Step by step solution

01

Write down the general term of the series and identify the variable and constant terms

The general term of the series can be written as $$ a_n = \frac{(-1)^{n} n^{2}(x+2)^{n}}{3^{n}} $$ Here, the variable term is \((x+2)^{n}\) and the other terms are constant with respect to \(x\).
02

Apply the Ratio Test

The Ratio Test states that if the limit as \(n \to \infty\) of the absolute value of the ratio of the \((n+1)\)th term to the \(n\)th term is less than 1, then the series converges.
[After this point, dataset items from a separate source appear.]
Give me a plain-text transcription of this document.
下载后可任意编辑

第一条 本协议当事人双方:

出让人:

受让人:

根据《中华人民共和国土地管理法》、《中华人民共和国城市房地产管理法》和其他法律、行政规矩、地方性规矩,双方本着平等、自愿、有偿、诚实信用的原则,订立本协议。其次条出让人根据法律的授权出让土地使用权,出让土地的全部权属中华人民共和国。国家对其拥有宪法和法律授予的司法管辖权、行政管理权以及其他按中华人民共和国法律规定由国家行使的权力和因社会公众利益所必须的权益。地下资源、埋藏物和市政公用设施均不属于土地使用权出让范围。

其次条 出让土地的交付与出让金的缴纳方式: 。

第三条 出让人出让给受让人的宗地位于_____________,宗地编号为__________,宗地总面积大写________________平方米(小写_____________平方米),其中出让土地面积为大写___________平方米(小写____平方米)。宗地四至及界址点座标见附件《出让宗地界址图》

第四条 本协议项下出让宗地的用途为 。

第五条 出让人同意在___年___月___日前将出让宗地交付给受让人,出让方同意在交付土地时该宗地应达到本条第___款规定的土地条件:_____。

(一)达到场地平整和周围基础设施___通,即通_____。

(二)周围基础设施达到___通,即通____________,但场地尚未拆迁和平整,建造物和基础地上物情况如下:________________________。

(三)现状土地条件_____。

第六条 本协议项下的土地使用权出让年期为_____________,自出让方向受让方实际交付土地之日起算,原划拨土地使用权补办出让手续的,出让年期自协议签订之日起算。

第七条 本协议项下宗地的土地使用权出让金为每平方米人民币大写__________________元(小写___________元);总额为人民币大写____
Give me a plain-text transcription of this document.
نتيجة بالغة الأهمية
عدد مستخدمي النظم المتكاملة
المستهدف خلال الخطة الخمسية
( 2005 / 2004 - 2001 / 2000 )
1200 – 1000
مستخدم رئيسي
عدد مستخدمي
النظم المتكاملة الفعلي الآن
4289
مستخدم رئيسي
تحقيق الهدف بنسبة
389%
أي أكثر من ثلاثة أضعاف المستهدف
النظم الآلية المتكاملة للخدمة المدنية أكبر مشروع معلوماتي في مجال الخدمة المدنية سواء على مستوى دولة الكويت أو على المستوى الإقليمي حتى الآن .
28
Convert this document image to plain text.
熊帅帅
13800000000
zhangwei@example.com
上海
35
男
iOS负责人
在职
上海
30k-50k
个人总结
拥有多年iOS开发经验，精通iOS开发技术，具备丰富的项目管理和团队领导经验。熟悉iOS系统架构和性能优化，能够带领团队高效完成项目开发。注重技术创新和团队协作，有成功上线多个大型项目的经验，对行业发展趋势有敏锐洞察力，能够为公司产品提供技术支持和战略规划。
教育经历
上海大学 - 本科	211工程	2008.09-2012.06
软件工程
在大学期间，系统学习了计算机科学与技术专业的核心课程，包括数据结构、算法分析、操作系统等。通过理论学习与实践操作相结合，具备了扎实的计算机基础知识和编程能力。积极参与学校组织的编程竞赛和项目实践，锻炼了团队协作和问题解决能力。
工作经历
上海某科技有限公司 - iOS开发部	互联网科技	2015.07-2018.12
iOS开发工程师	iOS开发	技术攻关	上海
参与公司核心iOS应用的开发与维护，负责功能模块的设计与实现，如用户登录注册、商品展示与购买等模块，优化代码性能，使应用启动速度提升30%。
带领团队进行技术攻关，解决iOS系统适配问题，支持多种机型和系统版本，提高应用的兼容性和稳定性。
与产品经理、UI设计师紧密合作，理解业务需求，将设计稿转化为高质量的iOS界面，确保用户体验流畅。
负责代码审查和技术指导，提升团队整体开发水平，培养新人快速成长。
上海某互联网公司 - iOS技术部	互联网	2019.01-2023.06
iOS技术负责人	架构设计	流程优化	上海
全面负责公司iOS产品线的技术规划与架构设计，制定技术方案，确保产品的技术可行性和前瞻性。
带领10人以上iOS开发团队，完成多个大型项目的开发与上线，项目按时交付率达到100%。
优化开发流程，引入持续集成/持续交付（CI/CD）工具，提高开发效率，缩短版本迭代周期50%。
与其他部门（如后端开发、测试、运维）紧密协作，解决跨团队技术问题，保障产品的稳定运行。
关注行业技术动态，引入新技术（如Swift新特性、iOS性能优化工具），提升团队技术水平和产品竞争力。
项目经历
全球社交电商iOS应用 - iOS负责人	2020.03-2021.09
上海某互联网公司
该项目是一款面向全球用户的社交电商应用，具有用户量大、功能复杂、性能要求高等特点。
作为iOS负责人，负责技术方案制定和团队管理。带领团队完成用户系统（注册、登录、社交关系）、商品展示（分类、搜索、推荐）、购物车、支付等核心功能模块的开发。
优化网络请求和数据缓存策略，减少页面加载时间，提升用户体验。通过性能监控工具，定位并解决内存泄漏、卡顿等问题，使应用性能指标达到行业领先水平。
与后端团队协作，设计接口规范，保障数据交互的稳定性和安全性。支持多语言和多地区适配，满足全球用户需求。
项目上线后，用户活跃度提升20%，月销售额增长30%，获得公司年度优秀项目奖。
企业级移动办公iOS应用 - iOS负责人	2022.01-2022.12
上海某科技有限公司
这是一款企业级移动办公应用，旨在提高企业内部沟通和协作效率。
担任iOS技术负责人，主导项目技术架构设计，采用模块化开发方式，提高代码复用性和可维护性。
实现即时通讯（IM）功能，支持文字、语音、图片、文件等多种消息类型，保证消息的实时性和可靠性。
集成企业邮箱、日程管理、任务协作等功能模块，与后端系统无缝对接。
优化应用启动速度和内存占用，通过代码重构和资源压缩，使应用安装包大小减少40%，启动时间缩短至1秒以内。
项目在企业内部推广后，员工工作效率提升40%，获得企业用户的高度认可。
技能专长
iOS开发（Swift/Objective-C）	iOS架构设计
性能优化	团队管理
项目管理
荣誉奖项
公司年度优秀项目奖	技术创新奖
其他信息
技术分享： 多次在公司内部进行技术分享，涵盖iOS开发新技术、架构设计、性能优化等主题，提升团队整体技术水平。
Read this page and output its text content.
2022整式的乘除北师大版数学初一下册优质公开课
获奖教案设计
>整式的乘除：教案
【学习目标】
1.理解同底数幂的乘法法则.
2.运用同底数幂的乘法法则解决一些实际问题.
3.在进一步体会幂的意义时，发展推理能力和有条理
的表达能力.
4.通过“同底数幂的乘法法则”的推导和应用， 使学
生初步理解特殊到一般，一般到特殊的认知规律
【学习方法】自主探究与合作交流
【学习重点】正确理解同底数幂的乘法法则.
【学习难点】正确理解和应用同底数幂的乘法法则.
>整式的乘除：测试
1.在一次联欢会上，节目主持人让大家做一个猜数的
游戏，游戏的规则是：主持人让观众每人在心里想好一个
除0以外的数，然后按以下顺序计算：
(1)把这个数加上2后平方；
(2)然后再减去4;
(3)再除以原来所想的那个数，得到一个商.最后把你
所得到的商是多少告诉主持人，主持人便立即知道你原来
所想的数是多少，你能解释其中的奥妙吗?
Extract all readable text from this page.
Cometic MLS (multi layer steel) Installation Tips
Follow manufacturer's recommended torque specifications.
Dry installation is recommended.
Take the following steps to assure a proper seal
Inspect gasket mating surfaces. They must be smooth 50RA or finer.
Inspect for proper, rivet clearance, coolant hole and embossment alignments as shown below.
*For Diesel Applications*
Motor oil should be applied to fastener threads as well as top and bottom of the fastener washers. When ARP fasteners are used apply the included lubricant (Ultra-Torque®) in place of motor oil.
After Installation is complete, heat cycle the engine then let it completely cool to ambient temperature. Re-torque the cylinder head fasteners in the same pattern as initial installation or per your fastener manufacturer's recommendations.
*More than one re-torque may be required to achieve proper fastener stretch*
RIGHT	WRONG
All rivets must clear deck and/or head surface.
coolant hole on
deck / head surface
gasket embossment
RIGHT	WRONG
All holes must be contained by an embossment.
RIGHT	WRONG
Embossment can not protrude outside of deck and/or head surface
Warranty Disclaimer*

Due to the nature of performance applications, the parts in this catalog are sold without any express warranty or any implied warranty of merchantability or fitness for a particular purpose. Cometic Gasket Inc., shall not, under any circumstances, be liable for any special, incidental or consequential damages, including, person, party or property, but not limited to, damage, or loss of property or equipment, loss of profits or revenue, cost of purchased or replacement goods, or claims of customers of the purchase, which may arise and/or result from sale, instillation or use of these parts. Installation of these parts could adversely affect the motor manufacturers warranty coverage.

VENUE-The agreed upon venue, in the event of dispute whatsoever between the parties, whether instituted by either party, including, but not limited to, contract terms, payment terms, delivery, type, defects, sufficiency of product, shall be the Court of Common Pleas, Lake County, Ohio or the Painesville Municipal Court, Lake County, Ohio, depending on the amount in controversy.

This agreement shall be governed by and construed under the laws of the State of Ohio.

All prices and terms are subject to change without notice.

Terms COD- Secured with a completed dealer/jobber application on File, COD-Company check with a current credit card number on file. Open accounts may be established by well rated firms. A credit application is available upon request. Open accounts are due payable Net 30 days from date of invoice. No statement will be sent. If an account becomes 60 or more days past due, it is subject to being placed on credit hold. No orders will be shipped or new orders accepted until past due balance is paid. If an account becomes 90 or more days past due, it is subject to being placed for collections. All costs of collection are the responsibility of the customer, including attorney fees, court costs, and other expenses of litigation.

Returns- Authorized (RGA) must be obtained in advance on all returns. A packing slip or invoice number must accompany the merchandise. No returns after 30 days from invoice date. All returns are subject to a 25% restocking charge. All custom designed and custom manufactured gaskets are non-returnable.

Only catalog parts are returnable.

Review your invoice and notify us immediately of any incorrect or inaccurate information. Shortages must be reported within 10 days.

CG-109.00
So let us compute this limit $$ \lim_{n\to\infty}\frac{a_{n+1}}{a_n} = \lim_{n\to\infty} \frac{(-1)^{n+1}(n+1)^{2}(x+2)^{n+1}\cdot 3^{n}}{(-1)^{n} n^{2}(x+2)^{n}\cdot 3^{n+1}} $$
03

Solve for x

The limit can be simplified as $$ \lim_{n\to\infty} \frac{(n+1)^{2}(x+2)}{3n^{2}} $$ For convergence, this limit must be less than 1. $$ \left|\frac{(n+1)^{2}(x+2)}{3n^{2}}\right| < 1 $$ When we take the limit as \(n \to \infty\), the left-hand side will become $$ \left|\frac{(x+2)}{3}\right| $$ Thus, for convergence, $$ \left|\frac{(x+2)}{3}\right| < 1 $$
04

Determine the radius of convergence

To find the radius of convergence, isolate the absolute value expression and solve for x. The inequality becomes $$ |x+2| < 3 $$ This inequality represents an interval for the values of \(x\) that make the series converge. The radius of convergence is half the length of this interval; in this case, the radius is 3. So the radius of convergence of the given power series is 3.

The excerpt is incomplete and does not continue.